Brands That Can Benefit From Foodie Content Marketing

Any brand that has a connection to food or can appeal to a foodie audience can benefit from a foodie content marketing strategy. The types of brands that stand to benefit the most include:

  • Restaurants
  • Food brands (both national and local, mom-and-pop brands)
  • Kitchen equipment/gear brands (like KitchenAid, Le Creuset, and Cuisinart)
  • Meal kit brands
  • Grocery stores
  • Farmers’ markets/farms/farm stands

Examples of Foodie Content Marketing in Action

What does foodie content marketing look like? Take a look at a few examples.

  • Tasty: Tasty is a bit a of a chicken-or-the-egg case. It launched as a food recipe/video website in 2015 and has since used the popularity of its content to produce a line of products, which include a cookbook, a meal kit service, and a smartphone-enabled induction cooktop.
  • Trader Joe’s: Cult-favorite grocery store Trader Joe’s has long made use of foodie content marketing. Every month or so it publishes its “Fearless Flyer,” letting customers know about new products or gently reminding them about old favorites. Its website also has  “TJ’s Test Kitchen” section featuring creative, super-easy recipes that use Trader Joe’s products.

How to Get Started With Foodie Content Marketing

You’re working for or own a food-focused brand and you’re thinking that content marketing seems like an excellent way to connect with your current customer base and reach out to a new audience. The only trouble is you don’t have the time or people-power to launch a foodie content marketing program on your own.
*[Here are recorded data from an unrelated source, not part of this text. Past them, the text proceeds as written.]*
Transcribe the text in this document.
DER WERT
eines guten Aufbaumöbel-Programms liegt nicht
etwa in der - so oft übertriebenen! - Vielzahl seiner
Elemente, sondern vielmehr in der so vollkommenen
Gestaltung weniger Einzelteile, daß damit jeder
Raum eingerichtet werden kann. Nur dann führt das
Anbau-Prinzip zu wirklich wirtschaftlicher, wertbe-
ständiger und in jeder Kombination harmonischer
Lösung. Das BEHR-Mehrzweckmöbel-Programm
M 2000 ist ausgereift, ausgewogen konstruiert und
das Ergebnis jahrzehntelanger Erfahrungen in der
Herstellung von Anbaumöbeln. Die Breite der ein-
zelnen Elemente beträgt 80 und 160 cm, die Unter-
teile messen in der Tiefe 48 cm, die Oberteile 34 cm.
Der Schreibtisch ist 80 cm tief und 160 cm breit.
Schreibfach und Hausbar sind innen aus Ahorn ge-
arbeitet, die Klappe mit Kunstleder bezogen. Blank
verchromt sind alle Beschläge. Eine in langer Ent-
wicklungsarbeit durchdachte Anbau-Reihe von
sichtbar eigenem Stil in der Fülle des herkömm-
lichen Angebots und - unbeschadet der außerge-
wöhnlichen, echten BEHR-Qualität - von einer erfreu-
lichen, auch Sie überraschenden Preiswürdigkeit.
The good news is you don’t have to go it alone when it comes to content marketing. In fact, if you outsource content marketing, you’re in good company, as around 62 percent of all B2C (business to consumer) brands outsource at least one content marketing activity.

The most frequently outsourced content marketing activity is content creation: the making of the recipes, blog posts, and videos that leave foodies salivating. If you’re going to outsource content creation, here’s what to look for in a company:

  • Experience: The people who create the content should know about food and about what makes for excellent content.
    Content on a consistent schedule: You want to receive content regularly from the company, ideally on a schedule that works for you.
  • Relevancy: Ideally, the content created for your brand will be on-trend and relevant to the needs of your audience.
  • Industry knowledge: When you outsource content creation, you don’t only want a company that will crank out blog posts or videos. You also want to work with a partner who understands how SEO and social media work with content creation and promotion.

You can do it yourself when it comes to foodie content marketing. However, outsourcing content allows you to focus on the rest of your company while content marketing pros give their full attention to your content needs.